Facebook Develops AI to Crackdown on Deepfakes
In light of the large tidal wave of increasingly believable deepfake images and videos that have been hitting the feeds of every major social media and news outlet in recent years, global organisations have started to consider the risk factor behind them. While the majority of deepfakes are created purely for amusement, their increasing sophistication is leading to a very simple question: What happens when a deepfake is produced not for amusement, but for malicious intent on a grander scale?
Yesterday, Facebook revealed that it was also concerned by that very question and that it had decided to take a stand against deepfakes. In partnership with Michigan State University, the social media giant presented “a research method of detecting and attributing deepfakes that relies on reverse engineering from a single AI-generated image to the generative model used to produce it.”

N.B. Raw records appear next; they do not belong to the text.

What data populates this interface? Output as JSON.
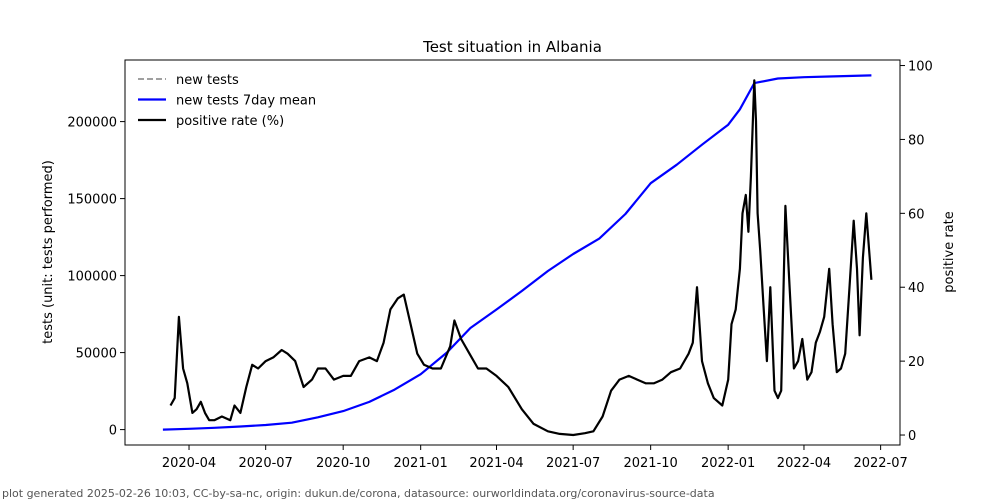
{
  "footer": "plot generated 2025-02-26 10:03, CC-by-sa-nc, origin: dukun.de/corona, datasource: ourworldindata.org/coronavirus-source-data",
  "chart_data": {
    "type": "line",
    "title": "Test situation in Albania",
    "ylabel": "tests (unit: tests performed)",
    "y2label": "positive rate",
    "ylim": [
      -10000,
      240000
    ],
    "y2lim": [
      -2.7,
      101.5
    ],
    "xlim": [
      "2020-01-16",
      "2022-07-24"
    ],
    "x_ticks": [
      "2020-04",
      "2020-07",
      "2020-10",
      "2021-01",
      "2021-04",
      "2021-07",
      "2021-10",
      "2022-01",
      "2022-04",
      "2022-07"
    ],
    "x_tick_dates": [
      "2020-04-01",
      "2020-07-01",
      "2020-10-01",
      "2021-01-01",
      "2021-04-01",
      "2021-07-01",
      "2021-10-01",
      "2022-01-01",
      "2022-04-01",
      "2022-07-01"
    ],
    "y_ticks": [
      0,
      50000,
      100000,
      150000,
      200000
    ],
    "y_tick_labels": [
      "0",
      "50000",
      "100000",
      "150000",
      "200000"
    ],
    "y2_ticks": [
      0,
      20,
      40,
      60,
      80,
      100
    ],
    "y2_tick_labels": [
      "0",
      "20",
      "40",
      "60",
      "80",
      "100"
    ],
    "legend_placement": "top-left",
    "grid": false,
    "series": [
      {
        "name": "new tests",
        "axis": "left",
        "color": "#808080",
        "style": "dashed",
        "x": [],
        "y": []
      },
      {
        "name": "new tests 7day mean",
        "axis": "left",
        "color": "#0000ff",
        "style": "solid",
        "x": [
          "2020-03-01",
          "2020-04-01",
          "2020-05-01",
          "2020-06-01",
          "2020-07-01",
          "2020-08-01",
          "2020-09-01",
          "2020-10-01",
          "2020-11-01",
          "2020-12-01",
          "2021-01-01",
          "2021-02-01",
          "2021-03-01",
          "2021-04-01",
          "2021-05-01",
          "2021-06-01",
          "2021-07-01",
          "2021-08-01",
          "2021-09-01",
          "2021-10-01",
          "2021-11-01",
          "2021-12-01",
          "2022-01-01",
          "2022-01-15",
          "2022-02-01",
          "2022-03-01",
          "2022-04-01",
          "2022-05-01",
          "2022-06-20"
        ],
        "y": [
          0,
          500,
          1200,
          2000,
          3000,
          4500,
          8000,
          12000,
          18000,
          26000,
          36000,
          50000,
          66000,
          78000,
          90000,
          103000,
          114000,
          124000,
          140000,
          160000,
          172000,
          185000,
          198000,
          208000,
          225000,
          228000,
          228800,
          229300,
          230000
        ]
      },
      {
        "name": "positive rate (%)",
        "axis": "right",
        "color": "#000000",
        "style": "solid",
        "x": [
          "2020-03-10",
          "2020-03-15",
          "2020-03-20",
          "2020-03-25",
          "2020-03-30",
          "2020-04-05",
          "2020-04-10",
          "2020-04-15",
          "2020-04-20",
          "2020-04-25",
          "2020-05-01",
          "2020-05-10",
          "2020-05-20",
          "2020-05-25",
          "2020-06-01",
          "2020-06-08",
          "2020-06-15",
          "2020-06-22",
          "2020-07-01",
          "2020-07-10",
          "2020-07-20",
          "2020-07-27",
          "2020-08-05",
          "2020-08-15",
          "2020-08-25",
          "2020-09-01",
          "2020-09-10",
          "2020-09-20",
          "2020-10-01",
          "2020-10-10",
          "2020-10-20",
          "2020-11-01",
          "2020-11-10",
          "2020-11-18",
          "2020-11-26",
          "2020-12-05",
          "2020-12-12",
          "2020-12-20",
          "2020-12-28",
          "2021-01-05",
          "2021-01-15",
          "2021-01-25",
          "2021-02-05",
          "2021-02-10",
          "2021-02-18",
          "2021-02-28",
          "2021-03-10",
          "2021-03-20",
          "2021-04-01",
          "2021-04-15",
          "2021-05-01",
          "2021-05-15",
          "2021-06-01",
          "2021-06-15",
          "2021-07-01",
          "2021-07-15",
          "2021-07-25",
          "2021-08-05",
          "2021-08-15",
          "2021-08-25",
          "2021-09-05",
          "2021-09-15",
          "2021-09-25",
          "2021-10-05",
          "2021-10-15",
          "2021-10-25",
          "2021-11-05",
          "2021-11-15",
          "2021-11-20",
          "2021-11-25",
          "2021-12-01",
          "2021-12-08",
          "2021-12-15",
          "2021-12-25",
          "2022-01-01",
          "2022-01-05",
          "2022-01-10",
          "2022-01-15",
          "2022-01-18",
          "2022-01-22",
          "2022-01-25",
          "2022-01-28",
          "2022-02-01",
          "2022-02-03",
          "2022-02-05",
          "2022-02-08",
          "2022-02-12",
          "2022-02-16",
          "2022-02-20",
          "2022-02-25",
          "2022-03-01",
          "2022-03-05",
          "2022-03-10",
          "2022-03-15",
          "2022-03-20",
          "2022-03-25",
          "2022-03-30",
          "2022-04-05",
          "2022-04-10",
          "2022-04-15",
          "2022-04-20",
          "2022-04-25",
          "2022-05-01",
          "2022-05-05",
          "2022-05-10",
          "2022-05-15",
          "2022-05-20",
          "2022-05-25",
          "2022-05-30",
          "2022-06-03",
          "2022-06-06",
          "2022-06-10",
          "2022-06-14",
          "2022-06-18",
          "2022-06-20"
        ],
        "y": [
          8,
          10,
          32,
          18,
          14,
          6,
          7,
          9,
          6,
          4,
          4,
          5,
          4,
          8,
          6,
          13,
          19,
          18,
          20,
          21,
          23,
          22,
          20,
          13,
          15,
          18,
          18,
          15,
          16,
          16,
          20,
          21,
          20,
          25,
          34,
          37,
          38,
          30,
          22,
          19,
          18,
          18,
          24,
          31,
          26,
          22,
          18,
          18,
          16,
          13,
          7,
          3,
          1,
          0.3,
          0,
          0.5,
          1,
          5,
          12,
          15,
          16,
          15,
          14,
          14,
          15,
          17,
          18,
          22,
          25,
          40,
          20,
          14,
          10,
          8,
          15,
          30,
          34,
          45,
          60,
          65,
          55,
          70,
          96,
          85,
          60,
          50,
          35,
          20,
          40,
          12,
          10,
          12,
          62,
          40,
          18,
          20,
          26,
          15,
          17,
          25,
          28,
          32,
          45,
          30,
          17,
          18,
          22,
          40,
          58,
          45,
          27,
          48,
          60,
          48,
          42
        ]
      }
    ]
  }
}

The promise is that Facebook’s method will facilitate deepfake detection and tracing in real-world settings, where the deepfake image itself is often the only information detectors have to work with.
Why Reverse Engineering?
Right now, researchers identify deepfakes through two primary methods: detection, which distinguishes between real and deepfake images, and image attribution, which identifies whether the image was generated using one of the AI’s training models. But generative photo techniques have advanced in scale and sophistication over the past few years, and the old strategies are no longer sufficient.

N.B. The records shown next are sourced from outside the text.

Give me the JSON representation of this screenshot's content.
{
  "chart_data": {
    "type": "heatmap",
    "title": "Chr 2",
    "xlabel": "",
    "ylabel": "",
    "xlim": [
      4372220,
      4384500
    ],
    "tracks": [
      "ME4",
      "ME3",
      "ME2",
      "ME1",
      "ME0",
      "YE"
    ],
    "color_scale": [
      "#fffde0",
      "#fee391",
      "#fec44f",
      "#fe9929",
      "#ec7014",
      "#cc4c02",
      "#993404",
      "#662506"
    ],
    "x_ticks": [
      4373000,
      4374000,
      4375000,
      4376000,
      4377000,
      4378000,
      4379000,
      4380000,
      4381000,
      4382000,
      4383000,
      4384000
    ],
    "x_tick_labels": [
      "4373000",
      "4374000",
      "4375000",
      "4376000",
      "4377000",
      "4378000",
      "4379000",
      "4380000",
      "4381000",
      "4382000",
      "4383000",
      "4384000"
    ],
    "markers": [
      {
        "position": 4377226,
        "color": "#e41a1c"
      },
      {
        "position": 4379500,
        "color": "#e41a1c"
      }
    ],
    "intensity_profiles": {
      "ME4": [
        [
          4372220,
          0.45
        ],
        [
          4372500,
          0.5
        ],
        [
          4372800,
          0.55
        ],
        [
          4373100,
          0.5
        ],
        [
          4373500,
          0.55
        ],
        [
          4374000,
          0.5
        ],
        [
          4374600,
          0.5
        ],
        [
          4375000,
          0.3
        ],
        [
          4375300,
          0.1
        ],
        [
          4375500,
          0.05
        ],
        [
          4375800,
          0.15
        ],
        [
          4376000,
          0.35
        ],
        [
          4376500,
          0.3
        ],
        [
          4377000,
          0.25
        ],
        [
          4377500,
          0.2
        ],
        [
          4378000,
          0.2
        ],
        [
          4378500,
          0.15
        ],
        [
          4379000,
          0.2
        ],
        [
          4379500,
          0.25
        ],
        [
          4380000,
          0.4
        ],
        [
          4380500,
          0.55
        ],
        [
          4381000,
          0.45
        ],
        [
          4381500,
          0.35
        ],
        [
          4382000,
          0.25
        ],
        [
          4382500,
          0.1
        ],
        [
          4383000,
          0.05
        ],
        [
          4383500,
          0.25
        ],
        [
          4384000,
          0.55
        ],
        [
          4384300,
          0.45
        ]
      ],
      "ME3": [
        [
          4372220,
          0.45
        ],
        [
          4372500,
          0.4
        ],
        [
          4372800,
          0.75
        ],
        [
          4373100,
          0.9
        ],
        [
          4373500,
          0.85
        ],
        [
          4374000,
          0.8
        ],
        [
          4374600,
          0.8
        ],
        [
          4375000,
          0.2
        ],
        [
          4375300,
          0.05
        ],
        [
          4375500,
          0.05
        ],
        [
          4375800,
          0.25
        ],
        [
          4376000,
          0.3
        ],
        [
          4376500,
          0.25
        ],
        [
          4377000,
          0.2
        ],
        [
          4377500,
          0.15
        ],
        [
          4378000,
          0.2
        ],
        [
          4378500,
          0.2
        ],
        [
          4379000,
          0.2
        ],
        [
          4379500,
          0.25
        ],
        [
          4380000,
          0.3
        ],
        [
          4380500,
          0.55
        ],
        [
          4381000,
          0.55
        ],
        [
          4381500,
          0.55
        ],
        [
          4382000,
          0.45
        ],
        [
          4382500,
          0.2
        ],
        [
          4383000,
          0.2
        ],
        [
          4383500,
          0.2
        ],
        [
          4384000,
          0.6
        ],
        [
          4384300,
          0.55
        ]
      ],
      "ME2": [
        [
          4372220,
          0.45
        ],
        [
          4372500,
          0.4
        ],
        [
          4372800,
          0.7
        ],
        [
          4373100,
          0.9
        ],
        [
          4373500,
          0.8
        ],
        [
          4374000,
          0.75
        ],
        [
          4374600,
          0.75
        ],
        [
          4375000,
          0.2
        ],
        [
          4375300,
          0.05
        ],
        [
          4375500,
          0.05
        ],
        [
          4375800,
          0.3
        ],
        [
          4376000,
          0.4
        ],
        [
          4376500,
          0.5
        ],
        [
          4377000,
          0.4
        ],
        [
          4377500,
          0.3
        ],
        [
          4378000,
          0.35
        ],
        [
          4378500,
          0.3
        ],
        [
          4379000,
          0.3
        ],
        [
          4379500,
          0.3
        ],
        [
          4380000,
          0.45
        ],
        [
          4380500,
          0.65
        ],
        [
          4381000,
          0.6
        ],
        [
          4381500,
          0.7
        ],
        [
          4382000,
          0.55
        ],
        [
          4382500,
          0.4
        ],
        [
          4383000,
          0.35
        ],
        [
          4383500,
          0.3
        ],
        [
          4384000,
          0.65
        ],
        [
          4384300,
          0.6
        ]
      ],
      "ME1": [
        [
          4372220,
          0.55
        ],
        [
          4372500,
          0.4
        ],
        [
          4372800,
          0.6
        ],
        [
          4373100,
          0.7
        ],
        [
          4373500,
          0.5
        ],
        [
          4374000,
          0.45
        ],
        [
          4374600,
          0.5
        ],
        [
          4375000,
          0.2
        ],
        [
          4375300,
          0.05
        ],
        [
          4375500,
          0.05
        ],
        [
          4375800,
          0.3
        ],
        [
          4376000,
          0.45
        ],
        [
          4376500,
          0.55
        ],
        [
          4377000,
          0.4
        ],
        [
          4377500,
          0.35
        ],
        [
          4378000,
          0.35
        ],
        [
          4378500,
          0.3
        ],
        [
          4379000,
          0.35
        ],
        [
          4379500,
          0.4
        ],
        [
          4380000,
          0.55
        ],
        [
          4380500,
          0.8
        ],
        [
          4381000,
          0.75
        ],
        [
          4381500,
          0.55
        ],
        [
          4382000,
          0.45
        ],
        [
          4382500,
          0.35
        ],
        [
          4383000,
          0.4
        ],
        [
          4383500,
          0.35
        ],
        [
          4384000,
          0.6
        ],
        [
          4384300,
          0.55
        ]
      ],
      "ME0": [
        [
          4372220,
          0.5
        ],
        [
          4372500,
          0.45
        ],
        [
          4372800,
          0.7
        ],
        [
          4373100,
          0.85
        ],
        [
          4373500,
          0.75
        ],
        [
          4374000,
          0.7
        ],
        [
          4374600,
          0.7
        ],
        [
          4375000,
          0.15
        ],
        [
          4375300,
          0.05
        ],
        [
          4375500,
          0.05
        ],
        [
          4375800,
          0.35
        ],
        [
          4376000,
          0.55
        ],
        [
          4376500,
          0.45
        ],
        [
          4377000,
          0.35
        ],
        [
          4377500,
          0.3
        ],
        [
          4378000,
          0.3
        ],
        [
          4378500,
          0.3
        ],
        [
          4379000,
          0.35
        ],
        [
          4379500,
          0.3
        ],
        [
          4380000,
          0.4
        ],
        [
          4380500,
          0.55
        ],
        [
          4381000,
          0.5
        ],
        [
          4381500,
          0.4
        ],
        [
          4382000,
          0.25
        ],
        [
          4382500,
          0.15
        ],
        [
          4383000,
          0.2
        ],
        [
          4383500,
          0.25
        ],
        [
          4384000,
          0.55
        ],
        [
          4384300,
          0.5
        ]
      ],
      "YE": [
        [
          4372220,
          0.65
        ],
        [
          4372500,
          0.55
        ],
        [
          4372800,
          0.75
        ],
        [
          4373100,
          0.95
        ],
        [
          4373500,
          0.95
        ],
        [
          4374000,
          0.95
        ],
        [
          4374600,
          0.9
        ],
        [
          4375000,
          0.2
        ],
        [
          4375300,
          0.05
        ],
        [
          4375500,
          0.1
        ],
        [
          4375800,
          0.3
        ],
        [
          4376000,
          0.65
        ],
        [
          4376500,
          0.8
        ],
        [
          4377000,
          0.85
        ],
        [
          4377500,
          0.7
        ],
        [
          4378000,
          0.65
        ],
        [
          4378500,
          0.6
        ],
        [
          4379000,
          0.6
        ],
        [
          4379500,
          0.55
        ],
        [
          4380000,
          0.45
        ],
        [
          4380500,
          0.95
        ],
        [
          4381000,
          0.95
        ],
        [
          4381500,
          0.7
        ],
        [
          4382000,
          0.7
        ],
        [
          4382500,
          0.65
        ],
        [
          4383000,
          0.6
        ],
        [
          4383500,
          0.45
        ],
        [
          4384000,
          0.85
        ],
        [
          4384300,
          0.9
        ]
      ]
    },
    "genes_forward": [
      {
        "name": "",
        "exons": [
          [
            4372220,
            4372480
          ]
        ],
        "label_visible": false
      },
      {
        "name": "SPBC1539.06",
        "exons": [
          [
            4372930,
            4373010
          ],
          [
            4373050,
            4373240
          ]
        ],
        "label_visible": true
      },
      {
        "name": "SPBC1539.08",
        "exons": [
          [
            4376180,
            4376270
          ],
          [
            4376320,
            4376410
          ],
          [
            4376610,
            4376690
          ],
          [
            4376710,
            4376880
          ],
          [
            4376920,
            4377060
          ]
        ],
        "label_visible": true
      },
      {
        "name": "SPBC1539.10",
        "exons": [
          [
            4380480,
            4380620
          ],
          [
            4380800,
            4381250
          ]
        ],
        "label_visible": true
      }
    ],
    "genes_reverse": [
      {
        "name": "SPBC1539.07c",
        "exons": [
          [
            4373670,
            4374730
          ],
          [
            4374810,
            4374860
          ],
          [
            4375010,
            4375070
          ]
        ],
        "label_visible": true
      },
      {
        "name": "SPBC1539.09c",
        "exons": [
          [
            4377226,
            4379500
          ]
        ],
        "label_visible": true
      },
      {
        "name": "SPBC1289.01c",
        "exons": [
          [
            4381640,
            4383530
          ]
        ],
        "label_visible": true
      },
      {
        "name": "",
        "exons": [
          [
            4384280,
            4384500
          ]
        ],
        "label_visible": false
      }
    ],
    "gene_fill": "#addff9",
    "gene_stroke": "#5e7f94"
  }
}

First, there are only so many images presented in AI training. If the deepfake was generated by an unknown, alternative model, even artificial intelligence won’t be able to spot it—at least, until now. Reverse engineering, common practice in machine learning (ML), can uncover unique patterns left by the generating model, regardless of whether it was included in the AI’s training set. This helps discover coordinated deepfake attacks or other instances in which multiple deepfakes come from the same source.
How It Works
Before we could use deep learning to generate images, criminals and other ill-intentioned actors had a limited amount of options. Cameras only had so many tools at their disposal, and most researchers could easily identify certain makes and models. But deep learning has ushered in an age of endless options, and as a result, it’s grown increasingly difficult to identify deepfakes.

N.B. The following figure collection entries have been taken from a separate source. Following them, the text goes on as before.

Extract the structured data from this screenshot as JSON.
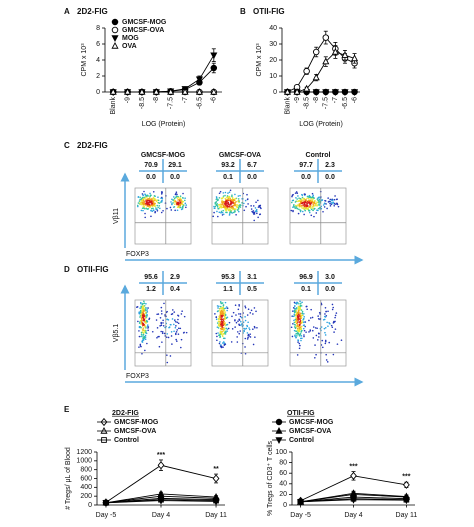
{
  "chart_data": [
    {
      "type": "line",
      "label": "A",
      "title": "2D2-FIG",
      "ylabel": "CPM x 10³",
      "xlabel": "LOG (Protein)",
      "categories": [
        "Blank",
        "-9",
        "-8.5",
        "-8",
        "-7.5",
        "-7",
        "-6.5",
        "-6"
      ],
      "ylim": [
        0,
        8
      ],
      "yticks": [
        0,
        2,
        4,
        6,
        8
      ],
      "legend": "upper-left",
      "series": [
        {
          "name": "GMCSF-MOG",
          "marker": "circle",
          "filled": true,
          "color": "#000000",
          "values": [
            0,
            0,
            0,
            0,
            0.1,
            0.3,
            1.2,
            3.0
          ],
          "errors": [
            0,
            0,
            0,
            0,
            0.05,
            0.1,
            0.3,
            0.6
          ]
        },
        {
          "name": "GMCSF-OVA",
          "marker": "circle",
          "filled": false,
          "color": "#000000",
          "values": [
            0,
            0,
            0,
            0,
            0,
            0,
            0,
            0
          ]
        },
        {
          "name": "MOG",
          "marker": "triangle-down",
          "filled": true,
          "color": "#000000",
          "values": [
            0,
            0,
            0,
            0,
            0.1,
            0.4,
            1.6,
            4.6
          ],
          "errors": [
            0,
            0,
            0,
            0,
            0.05,
            0.1,
            0.4,
            0.8
          ]
        },
        {
          "name": "OVA",
          "marker": "triangle-up",
          "filled": false,
          "color": "#000000",
          "values": [
            0,
            0,
            0,
            0,
            0,
            0,
            0,
            0
          ]
        }
      ]
    },
    {
      "type": "line",
      "label": "B",
      "title": "OTII-FIG",
      "ylabel": "CPM x 10³",
      "xlabel": "LOG (Protein)",
      "categories": [
        "Blank",
        "-9",
        "-8.5",
        "-8",
        "-7.5",
        "-7",
        "-6.5",
        "-6"
      ],
      "ylim": [
        0,
        40
      ],
      "yticks": [
        0,
        10,
        20,
        30,
        40
      ],
      "series": [
        {
          "marker": "circle",
          "filled": true,
          "color": "#000000",
          "values": [
            0,
            0,
            0,
            0,
            0,
            0,
            0,
            0
          ]
        },
        {
          "marker": "circle",
          "filled": false,
          "color": "#000000",
          "values": [
            0,
            3,
            13,
            25,
            34,
            27,
            21,
            18
          ],
          "errors": [
            0,
            1,
            2,
            3,
            4,
            4,
            3,
            3
          ]
        },
        {
          "marker": "triangle-down",
          "filled": true,
          "color": "#000000",
          "values": [
            0,
            0,
            0,
            0,
            0,
            0,
            0,
            0
          ]
        },
        {
          "marker": "triangle-up",
          "filled": false,
          "color": "#000000",
          "values": [
            0,
            0,
            2,
            9,
            19,
            25,
            23,
            21
          ],
          "errors": [
            0,
            0,
            1,
            2,
            3,
            4,
            3,
            3
          ]
        }
      ]
    },
    {
      "type": "line",
      "label": "E",
      "categories": [
        "Day -5",
        "Day 4",
        "Day 11"
      ],
      "groups": [
        {
          "title": "2D2-FIG",
          "series": [
            {
              "name": "GMCSF-MOG",
              "marker": "diamond",
              "filled": false,
              "color": "#000000"
            },
            {
              "name": "GMCSF-OVA",
              "marker": "triangle-up",
              "filled": false,
              "color": "#000000"
            },
            {
              "name": "Control",
              "marker": "square",
              "filled": false,
              "color": "#000000"
            }
          ]
        },
        {
          "title": "OTII-FIG",
          "series": [
            {
              "name": "GMCSF-MOG",
              "marker": "circle",
              "filled": true,
              "color": "#000000"
            },
            {
              "name": "GMCSF-OVA",
              "marker": "triangle-up",
              "filled": true,
              "color": "#000000"
            },
            {
              "name": "Control",
              "marker": "triangle-down",
              "filled": true,
              "color": "#000000"
            }
          ]
        }
      ],
      "subplots": [
        {
          "ylabel": "# Tregs/ μL of Blood",
          "ylim": [
            0,
            1200
          ],
          "yticks": [
            0,
            200,
            400,
            600,
            800,
            1000,
            1200
          ],
          "annotations": [
            null,
            "***",
            "**"
          ],
          "values": [
            [
              [
                60,
                900,
                600
              ],
              [
                50,
                200,
                150
              ],
              [
                50,
                120,
                100
              ]
            ],
            [
              [
                50,
                150,
                120
              ],
              [
                50,
                250,
                180
              ],
              [
                50,
                100,
                80
              ]
            ]
          ],
          "errors": [
            [
              [
                20,
                120,
                100
              ],
              [
                15,
                40,
                30
              ],
              [
                15,
                30,
                25
              ]
            ],
            [
              [
                15,
                30,
                25
              ],
              [
                15,
                40,
                30
              ],
              [
                15,
                25,
                20
              ]
            ]
          ]
        },
        {
          "ylabel": "% Tregs of CD3⁺ T cells",
          "ylim": [
            0,
            100
          ],
          "yticks": [
            0,
            20,
            40,
            60,
            80,
            100
          ],
          "annotations": [
            null,
            "***",
            "***"
          ],
          "values": [
            [
              [
                8,
                55,
                38
              ],
              [
                6,
                20,
                15
              ],
              [
                6,
                12,
                10
              ]
            ],
            [
              [
                6,
                15,
                12
              ],
              [
                6,
                22,
                16
              ],
              [
                6,
                10,
                9
              ]
            ]
          ],
          "errors": [
            [
              [
                3,
                8,
                5
              ],
              [
                2,
                4,
                3
              ],
              [
                2,
                3,
                3
              ]
            ],
            [
              [
                2,
                3,
                3
              ],
              [
                2,
                4,
                3
              ],
              [
                2,
                3,
                2
              ]
            ]
          ]
        }
      ]
    }
  ],
  "flow": [
    {
      "label": "C",
      "title": "2D2-FIG",
      "ylabel": "Vβ11",
      "xlabel": "FOXP3",
      "plots": [
        {
          "title": "GMCSF-MOG",
          "quadrants": [
            "70.9",
            "29.1",
            "0.0",
            "0.0"
          ]
        },
        {
          "title": "GMCSF-OVA",
          "quadrants": [
            "93.2",
            "6.7",
            "0.1",
            "0.0"
          ]
        },
        {
          "title": "Control",
          "quadrants": [
            "97.7",
            "2.3",
            "0.0",
            "0.0"
          ]
        }
      ]
    },
    {
      "label": "D",
      "title": "OTII-FIG",
      "ylabel": "Vβ5.1",
      "xlabel": "FOXP3",
      "plots": [
        {
          "quadrants": [
            "95.6",
            "2.9",
            "1.2",
            "0.4"
          ]
        },
        {
          "quadrants": [
            "95.3",
            "3.1",
            "1.1",
            "0.5"
          ]
        },
        {
          "quadrants": [
            "96.9",
            "3.0",
            "0.1",
            "0.0"
          ]
        }
      ]
    }
  ]
}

To counteract this, Facebook ran deepfakes through a fingerprint estimation network (FEN) to estimate some of their details. Fingerprints are essentially patterns left on an image due to manufacturing imperfections, and they help identify where the image came from. By evaluating the fingerprint magnitude, repetition frequency, and symmetrical frequency, Facebook then applied those constraints to predict the model’s hyperparameters.
What are hyperparameters? If you imagine a generative model as a car, hyperparameters are similar to the engine components: certain properties that distinguish your fancy automobile from others on the market. ‘Our reverse engineering technique is somewhat like recognising [the engine] components of a car based on how it sounds’, Facebook explained, ‘even if this is a new car we’ve never heard of before’.
What Did They Find?
‘On standard benchmarks, we get state-of-the-art results’, said Facebook research lead Tal Hassner. Facebook added that the fingerprint estimation network (FEN) method can be used for not only model parsing, but detection and image attribution. While this research is the first of its kind, making it difficult to assess the results, the future looks promising.
Facebook’s AI will introduce model parsing for real-world applications, increasing our understanding of deepfake detection. As cybersecurity attacks proliferate, and generative AI falls into the hands of those who would do us harm, this method could help the ‘good guys’ stay one step ahead. As Hassner explained: ‘This is a cat-and-mouse game, and it continues to be a cat-and-mouse game’.